8. Street Fighter Alpha 3 (Mame)

Um dos emuladores que mais joguei foi o Final Burn, uma variação do Mame, que emula jogos de arcade. E entre seus jogos aquele em que mais me detive foi Street Fighter Alpha 3, que seguia o mesmo formato tradicional da franquia e disponibilizava dezenas de personagens, cada um com sua história. Mas inevitavelmente eu jogava com Blanka 95% das vezes.

Esse jogo me acompanhou durante uma fase em que eu estava me recuperando de uma séria cirurgia no olho direito, cujas complicações que me deixaram apenas com a visão do olho esquerdo, esta já comprometida por acontecimentos anteriores. Eu suspeito que ter jogado jogos desse tipo, que exigem muita rapidez dos olhos, me ajudou a melhorar meu campo de visão.

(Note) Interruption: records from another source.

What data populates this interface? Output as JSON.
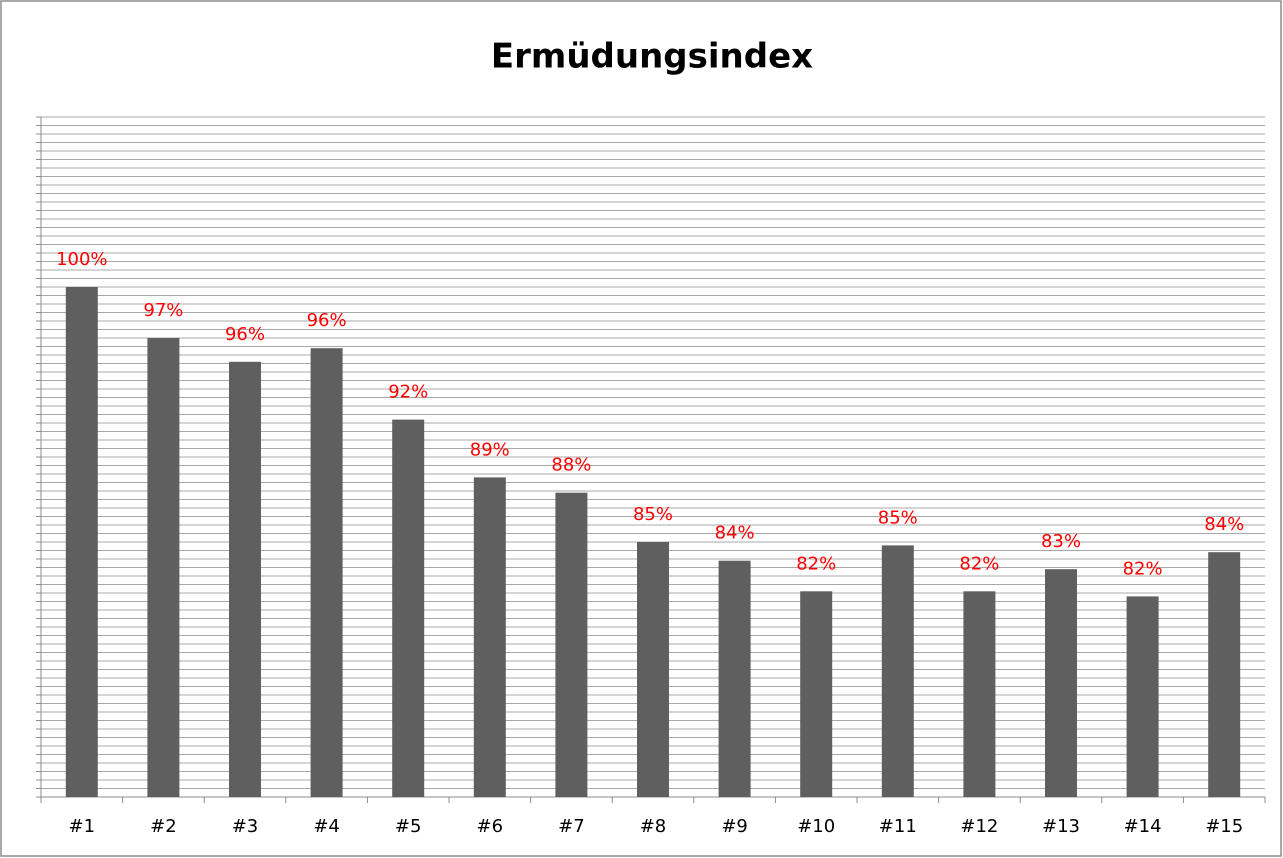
{
  "chart_data": {
    "type": "bar",
    "title": "Ermüdungsindex",
    "categories": [
      "#1",
      "#2",
      "#3",
      "#4",
      "#5",
      "#6",
      "#7",
      "#8",
      "#9",
      "#10",
      "#11",
      "#12",
      "#13",
      "#14",
      "#15"
    ],
    "values": [
      100,
      97,
      95.6,
      96.4,
      92.2,
      88.8,
      87.9,
      85,
      83.9,
      82.1,
      84.8,
      82.1,
      83.4,
      81.8,
      84.4
    ],
    "value_labels": [
      "100%",
      "97%",
      "96%",
      "96%",
      "92%",
      "89%",
      "88%",
      "85%",
      "84%",
      "82%",
      "85%",
      "82%",
      "83%",
      "82%",
      "84%"
    ],
    "color": "#5f5f5f",
    "label_color": "#ff0000",
    "ylim": [
      70,
      110
    ],
    "yticks": [
      70,
      70.5,
      71,
      71.5,
      72,
      72.5,
      73,
      73.5,
      74,
      74.5,
      75,
      75.5,
      76,
      76.5,
      77,
      77.5,
      78,
      78.5,
      79,
      79.5,
      80,
      80.5,
      81,
      81.5,
      82,
      82.5,
      83,
      83.5,
      84,
      84.5,
      85,
      85.5,
      86,
      86.5,
      87,
      87.5,
      88,
      88.5,
      89,
      89.5,
      90,
      90.5,
      91,
      91.5,
      92,
      92.5,
      93,
      93.5,
      94,
      94.5,
      95,
      95.5,
      96,
      96.5,
      97,
      97.5,
      98,
      98.5,
      99,
      99.5,
      100,
      100.5,
      101,
      101.5,
      102,
      102.5,
      103,
      103.5,
      104,
      104.5,
      105,
      105.5,
      106,
      106.5,
      107,
      107.5,
      108,
      108.5,
      109,
      109.5,
      110
    ],
    "grid": true
  }
}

9. Batman: Arkham Asylum e Arkham City (PS3)

Eu demorei a me atualizar nas novas gerações de video games. Nunca joguei no PS1 e só joguei poucas vezes no PS2 de outras pessoas, e com XBOXes e Wiis eu só vim ter contato há pouquíssimo tempo. Mas o PS3 fez parte da minha vida recente de gamer. E entre os melhores jogos dessa geração para mim estão os dois primeiros títulos da franquia Batman: Arkham. O primeiro deles, Batman: Arkham Asylum, mostrou finalmente uma adaptação digna do super-herói de Gotham City para os video games, com um sistema de luta inovador e empolgante, a possibilidade de agir como um predador à espreita dos capangas do Coringa e habilidades de detetive interessantes.

Eu junto esse jogo a sua sequência, Batman: Arkham City, porque este é basicamente um superaprimoramento do primeiro, com combates mais ricos e, especialmente, ferramentas de investigação que exigem mais atenção do jogador. Para se sentir na pele do Cavaleiro das Trevas, não conheço nada melhor do que esses dois jogos.

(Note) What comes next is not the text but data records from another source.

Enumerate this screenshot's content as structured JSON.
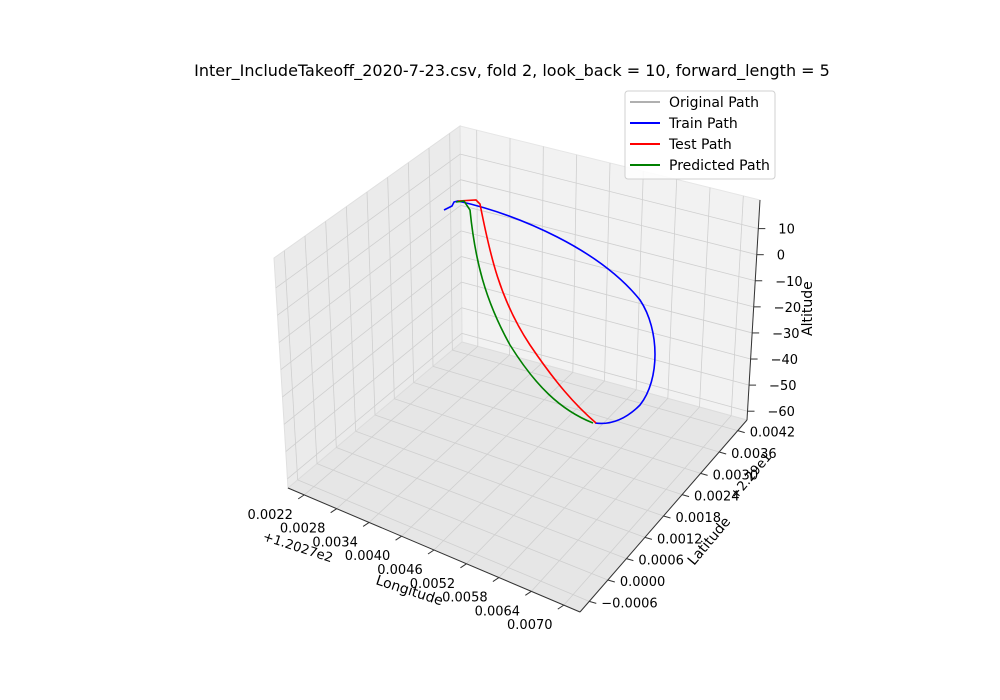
{
  "chart_data": {
    "type": "line3d",
    "title": "Inter_IncludeTakeoff_2020-7-23.csv, fold 2, look_back = 10, forward_length = 5",
    "x_axis": {
      "label": "Longitude",
      "offset_text": "+1.2027e2",
      "ticks": [
        "0.0022",
        "0.0028",
        "0.0034",
        "0.0040",
        "0.0046",
        "0.0052",
        "0.0058",
        "0.0064",
        "0.0070"
      ]
    },
    "y_axis": {
      "label": "Latitude",
      "offset_text": "+2.29e1",
      "ticks": [
        "−0.0006",
        "0.0000",
        "0.0006",
        "0.0012",
        "0.0018",
        "0.0024",
        "0.0030",
        "0.0036",
        "0.0042"
      ]
    },
    "z_axis": {
      "label": "Altitude",
      "ticks": [
        "10",
        "0",
        "−10",
        "−20",
        "−30",
        "−40",
        "−50",
        "−60"
      ]
    },
    "grid": true,
    "legend_position": "top-right",
    "series": [
      {
        "name": "Original Path",
        "color": "#b0b0b0"
      },
      {
        "name": "Train Path",
        "color": "#0000ff"
      },
      {
        "name": "Test Path",
        "color": "#ff0000"
      },
      {
        "name": "Predicted Path",
        "color": "#008000"
      }
    ]
  }
}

10. Portal e Portal 2 (PC)

Desde a antiga geração de jogos em primeira pessoa dos quais Doom é o mais aclamado (e que inclui o antigo Wolfenstein 3D e o popular Duke Nukem 3D), eu nunca havia jogado first person shooters da linhagem inaugurada por Counter Strike (teclado + mouse e maior complexidade de interação com cenário e personagens). Eu só fui aderir a esse modelo por causa de Portal, o primeiro first person game que realmente tive vontade de jogar, por não ser simplesmente baseado na abordagem “seek and destroy”, mas por sua proposta inovadora de se constituir como um first person puzzle extremamente instigante e inteligente.

O jogo também chamou-me atenção por ter uma protagonista feminina e pelo fato de também a antagonista ser feminina. Sua sequência, Portal 2, continua a história com novos elementos que complexificam a história do cenário e incrementam a jogabilidade.